Le désir (2008)

Je suis portée par un désir. Je pensais ne plus jamais être inspirée, inspirée par quelqu’un. L’inspiration pourtant me déporte de ce quelqu’un pour me tenir plus justement au bord de ce désir qui n’a au fond aucun objet. En effet, là où je vais, il n’y a rien. Mais ce rien se transforme très vite en quelque chose d’inespéré.

Bob Dylan et ce film qu’on a fait sur lui : I’m not there… Je retiens de ce qu’il est ce désir plus fort que tout de ne pas se laisser enfermer dans une image. La liberté est d’abord là, dans ce jeu qu’on peut avoir avec soi-même. Il est artiste en ce qu’il a su inventer sa vie. Est-ce folie ou génie? La frontière parfois oscille entre les deux.

Et si j’écrivais un roman… La transposition se ferait en couleur, en lignes, en signes, en silence.

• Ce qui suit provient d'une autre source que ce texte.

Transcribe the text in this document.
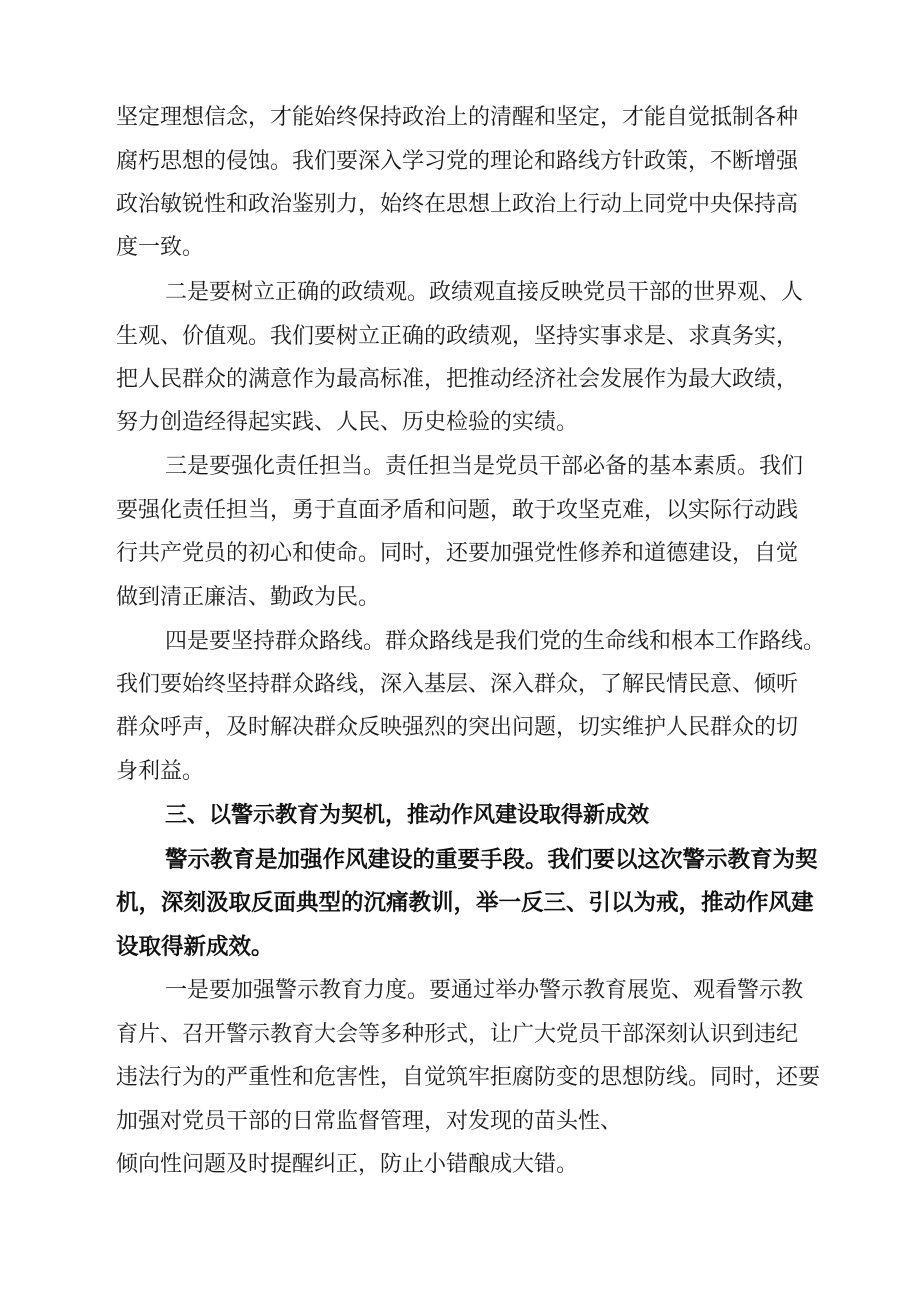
坚定理想信念，才能始终保持政治上的清醒和坚定，才能自觉抵制各种

腐朽思想的侵蚀。我们要深入学习党的理论和路线方针政策，不断增强

政治敏锐性和政治鉴别力，始终在思想上政治上行动上同党中央保持高

度一致。

二是要树立正确的政绩观。政绩观直接反映党员干部的世界观、人

生观、价值观。我们要树立正确的政绩观，坚持实事求是、求真务实，

把人民群众的满意作为最高标准，把推动经济社会发展作为最大政绩，

努力创造经得起实践、人民、历史检验的实绩。

三是要强化责任担当。责任担当是党员干部必备的基本素质。我们

要强化责任担当，勇于直面矛盾和问题，敢于攻坚克难，以实际行动践

行共产党员的初心和使命。同时，还要加强党性修养和道德建设，自觉

做到清正廉洁、勤政为民。

四是要坚持群众路线。群众路线是我们党的生命线和根本工作路线。

我们要始终坚持群众路线，深入基层、深入群众，了解民情民意、倾听

群众呼声，及时解决群众反映强烈的突出问题，切实维护人民群众的切

身利益。

三、以警示教育为契机，推动作风建设取得新成效

警示教育是加强作风建设的重要手段。我们要以这次警示教育为契

机，深刻汲取反面典型的沉痛教训，举一反三、引以为戒，推动作风建

设取得新成效。

一是要加强警示教育力度。要通过举办警示教育展览、观看警示教

育片、召开警示教育大会等多种形式，让广大党员干部深刻认识到违纪

违法行为的严重性和危害性，自觉筑牢拒腐防变的思想防线。同时，还要

加强对党员干部的日常监督管理，对发现的苗头性、

倾向性问题及时提醒纠正，防止小错酿成大错。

Plus j’entreprends une transposition, plus la source de l’inspiration devient inaccessible. Il reste le symbole ou la représentation.

Publicités

L’intime (2008)

L’intime. Tout l’enjeu est là. Ces événements du quotidien qui me font réfléchir, qui me font dessiner et peindre concernent mon être au monde. Comment dès lors « je », mon corps, me déjoue-t-il? Comment me fait-il rencontrer l’autre sur mon chemin de manière singulière, en dehors de tout cliché? J’échappe à la représentation. Comment de ce constat, le mettre en image ? Contradiction qui me fait réfléchir et pose problème à la peinture. Comment faire un journal intime, journal de secrets, de pensées inavouables, de désirs refoulés, tout en restant pudique ? Car la pudeur est peut-être la peur que le corps éprouve à se laisser enfermer dans une image qui ne le concerne qu’en partie. Dire l’intime, c’est toujours prendre le risque de ne pas être entendu dans toute sa complexité.

Entrer plus profondément dans la réalité de l’intimité et la complexité du sujet me fait perdre des certitudes. La certitude n’appartient qu’aux ignorants. J’ai peur et l’autre aussi.

Guylaine 17(web)
Dessous féminins (2008), acrylique et médiums mixtes sur toile, 153 x 122 cm. Photo: Richard-Max Tremblay

Une vie parallèle (2017)

Cercle noir d'ivoire, 2017.
Cercle noir d’ivoire, 2017. Acrylique sur toile, 122cm x 91,5cm. Photo: Paul Litherland.

À vingt ans, on se disait que c’était temporaire, qu’un jour on y arriverait –

Arriverait à épouser le mouvement qui porte les autres à avoir –

Être dans le cours des choses.

Et puis à trente ans, on est toujours sur le même chemin. On est toujours sur une voie où il n’y que quelques étrangers comme soi, mais on se dit –

On se dit qu’à la fin de la trentaine on y arrivera. Peut-être.

Puis, arrive quarante ans. Et on est toujours sur ce chemin que nous avons commencé à tracer depuis vingt ans, un chemin où il n’y a personne ou presque, sinon des morts, des êtres qu’on rencontre dans les livres, les expositions, les concerts.

On se rend compte alors de la portée du geste qui nous a animé vingt ans plus tôt, geste banal à l’époque, mais qui aujourd’hui, avec le chemin parcouru, trouve toute sa réalité. C’est là, maintenant, qu’on éprouve l’écart qui ne cessera de s’accentuer entre la vie des autres et la sienne. Une vie qui a comme point d’horizon la liberté.

C’est là qu’on se rend compte du poids du geste fait à l’époque. Avoir une vie parallèle pour toujours. En marge. Des autres. De son époque.

Le poids de la singularité, c’est à quarante ans qu’il commence à être éprouvé. Pour toujours.